A woman stands in a waterway in the green marshes of the Murray-Darling Basin
Bron Powell-Project Manager for the Central Murray-Darling Basin for Ozfish, a non-government organisation at the Macquarie Marshes (Wammerawa). Photograph: Mike Bowers/The Guardian
  • Top: Bron Powell, Project Manager for the Central Murray-Darling Basin for Ozfish (a non-government organisation), stands in the Marshes.
    Bottom: A gum tree submerged in high water.

A gum tree submerged in high water
A gum tree submerged in high water at the Macquarie Marshes (Wammerawa). Photograph: Mike Bowers/The Guardian

“People these days just grow up thinking that’s normal, whereas 60 years ago, the river in Dubbo was clear. People talk about diving under a snag and you’d look up and you can see the Murray cod hanging out, so the way it’s gone, it’s just dreadful.”

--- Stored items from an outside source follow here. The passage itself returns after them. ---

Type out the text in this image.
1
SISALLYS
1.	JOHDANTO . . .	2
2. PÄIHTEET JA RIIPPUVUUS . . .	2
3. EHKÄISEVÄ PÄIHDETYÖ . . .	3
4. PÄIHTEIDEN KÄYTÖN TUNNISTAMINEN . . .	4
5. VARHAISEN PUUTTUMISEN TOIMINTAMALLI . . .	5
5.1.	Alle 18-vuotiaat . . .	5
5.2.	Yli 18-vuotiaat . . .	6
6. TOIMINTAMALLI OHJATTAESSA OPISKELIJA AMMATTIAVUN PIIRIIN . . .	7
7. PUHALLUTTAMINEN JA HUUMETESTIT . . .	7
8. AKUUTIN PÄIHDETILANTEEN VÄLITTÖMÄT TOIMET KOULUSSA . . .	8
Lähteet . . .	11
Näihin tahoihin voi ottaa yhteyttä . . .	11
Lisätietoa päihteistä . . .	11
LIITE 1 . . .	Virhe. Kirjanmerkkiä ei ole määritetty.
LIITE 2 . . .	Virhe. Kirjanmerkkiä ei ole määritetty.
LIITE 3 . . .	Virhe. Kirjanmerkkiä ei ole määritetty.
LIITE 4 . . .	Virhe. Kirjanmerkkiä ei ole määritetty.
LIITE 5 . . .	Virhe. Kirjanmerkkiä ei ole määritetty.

She believes while landholders are instituting better management practices, such as tree planting and avoiding overgrazing, “it’s nowhere near enough”.

“You really need every single landholder on board,” she says.

Another regular to the Macquarie Marshes is Dubbo-based Melissa Gray, a potato farmer’s daughter now working as a water campaigner and community organiser for the Nature Conservation Council. She argues the water buybacks are needed to get the Murray-Darling Basin plan on track.

“When [NSW water minister Kevin] Anderson speaks of communities, is he referring to multinational corporates and their very large profits?” she asks.

“Or is he truly concerned about the real communities on the ground who must have living rivers to exist? That’s what is at risk if the rivers don’t have enough water to survive.”

Adrian Langdon worked for Water NSW for 12 years, seven of them as executive manager of operations. He is well acquainted with managing the balance between interests and operators.

“[The Marshes] definitely get the big floods as we have seen [but] because of irrigation, and the way things have changed, they probably don’t get some of the smaller floods that they used to get,” he says. “But with environmental water holders now picking up more of this water, you’re able to maintain those environments a bit more.”

Langdon says environmental changes made by humans means the rivers and waterways will never return to the way they used to be.

“And it wasn’t in a fixed state anyway,” he adds. “The environment is always continuing to slowly change from period to period. I think what we’re really looking at now is: how do we manage water to deliver and sustain the outcomes that we want?”

The sun has just slipped beyond the horizon shedding light to create a twilight red and orange backdrop for a waterway through the darkened marsh landscape
The Macquarie Marshes (Wammerawa) at last light. Photograph: Mike Bowers/The Guardian
  • Last light slips out of the Marshes.

Three canoes make their way through a waterway in the marshes
A canoe tour of the Macquarie Marshes (Wammerawa). Photograph: Mike Bowers/The Guardian
  • Canoes make their way through the Marshes.

He says it is imperative that all the communities up and down the river work together.

“You’ve got to look for the continuous improvement,” he says. “You’ve got to work together rather than everyone pointing the finger.”

  • This story was updated on 5 March 2023 to reflect that the name of the current NSW water minister is Kevin Anderson not Kevin Humphries.